NLP Embeddings

Embeddings are vector representations of tokens (words or subwords) so machines can work with text. They place tokens in a multi-dimensional space where similar meanings end up closer together.

Static vs. Contextual Embeddings

The biggest evolution in NLP was moving from “one word, one vector” to “one word, many vectors (depending on context)“.

1. Static Embeddings (Word2Vec)

Models: Word2Vec, GloVe, FastText

In these models, a token has a fixed representation regardless of where it appears.

How it works: Assigns a single vector to each word in the vocabulary.
The Problem: It cannot handle polysemy (words with multiple meanings).
- Example: The word “bank” has the same vector in “river bank” and “bank deposit”. The model can’t tell the difference.

2. Contextual Embeddings (BERT)

Models: BERT, RoBERTa, GPT (Transformer-based models)

In these models, the representation of a token changes dynamically based on surrounding tokens.

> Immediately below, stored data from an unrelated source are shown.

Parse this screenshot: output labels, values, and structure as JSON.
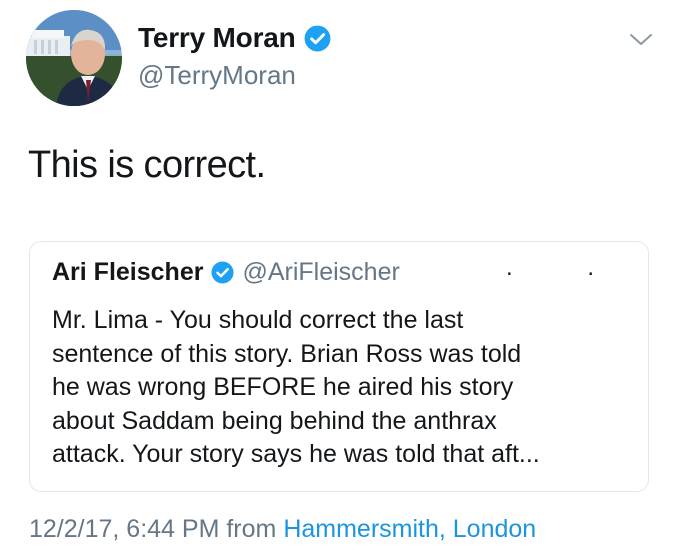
{
  "author": {
    "display_name": "Terry Moran",
    "handle": "@TerryMoran",
    "verified": true,
    "avatar_icon": "profile-photo"
  },
  "tweet": {
    "text": "This is correct."
  },
  "quoted_tweet": {
    "display_name": "Ari Fleischer",
    "handle": "@AriFleischer",
    "verified": true,
    "dots": ". .",
    "text": "Mr. Lima - You should correct the last\nsentence of this story.  Brian Ross was told\nhe was wrong BEFORE he aired his story\nabout Saddam being behind the anthrax\nattack. Your story says he was told that aft..."
  },
  "meta": {
    "timestamp": "12/2/17, 6:44 PM",
    "from_label": " from ",
    "location": "Hammersmith, London"
  },
  "icons": {
    "menu": "chevron-down-icon",
    "verified": "verified-badge-icon"
  },
  "colors": {
    "text": "#14171a",
    "secondary": "#657786",
    "link": "#1b95e0",
    "verified": "#1da1f2",
    "border": "#e1e8ed"
  }
}
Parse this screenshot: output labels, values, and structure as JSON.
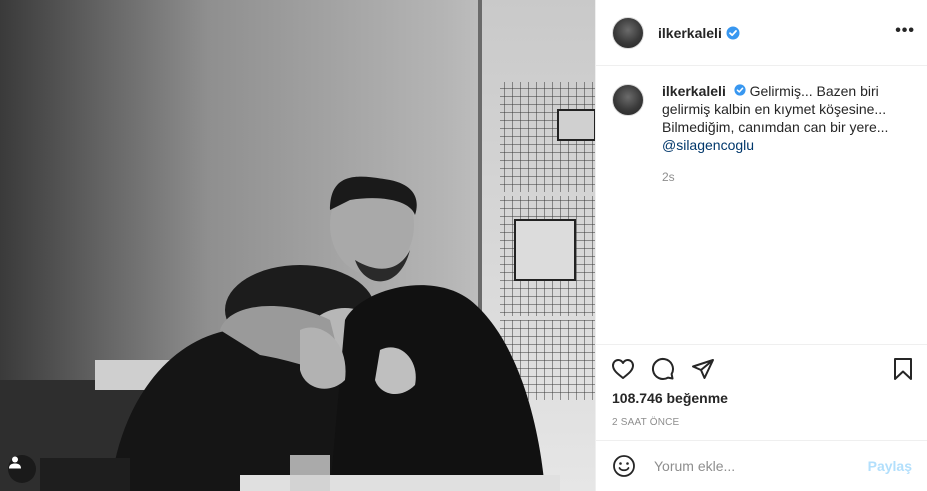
{
  "post": {
    "photo_icon": "photo",
    "user_tag_icon": "user-icon"
  },
  "header": {
    "username": "ilkerkaleli",
    "verified_icon": "verified-badge-icon",
    "more_label": "•••"
  },
  "caption": {
    "username": "ilkerkaleli",
    "text": "Gelirmiş... Bazen biri gelirmiş kalbin en kıymet köşesine... Bilmediğim, canımdan can bir yere...",
    "mention": "@silagencoglu",
    "time": "2s"
  },
  "actions": {
    "like_icon": "heart-icon",
    "comment_icon": "comment-icon",
    "share_icon": "send-icon",
    "save_icon": "bookmark-icon"
  },
  "likes": "108.746 beğenme",
  "timestamp": "2 SAAT ÖNCE",
  "comment_box": {
    "placeholder": "Yorum ekle...",
    "post_label": "Paylaş",
    "emoji_icon": "emoji-icon"
  },
  "colors": {
    "verified": "#3897f0",
    "mention": "#00376b",
    "muted": "#8e8e8e",
    "post_disabled": "#b2dffc"
  }
}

How it works: Uses attention to incorporate context. BERT uses bidirectional attention; GPT uses causal (left-to-right) attention.
The Solution: It understands context.
- Example: The vector for “bank” in “river bank” is completely different from the vector for “bank” in “bank deposit”.

Comparison Table

Feature	Word2Vec / GloVe	BERT (Transformer)
Type	Static Embedding	Contextual Embedding
Context Awareness	❌ None (Context-independent)	✅ High (Context-dependent)
Handling Polysemy	❌ Fails (One vector per word)	✅ Excellent (Different vectors for same word)
Computation	Fast, lightweight	Slower, computationally heavy
Best For	Simple analogies, keyword matching	Complex understanding, QA, sentiment analysis

Exam Tips

Exam Tip: Contextual embeddings (e.g., BERT, RoBERTa, GPT) differentiate contextual meanings of the same word in different phrases (polysemy).

Exam Tip: Word2Vec and GloVe are static and cannot distinguish context.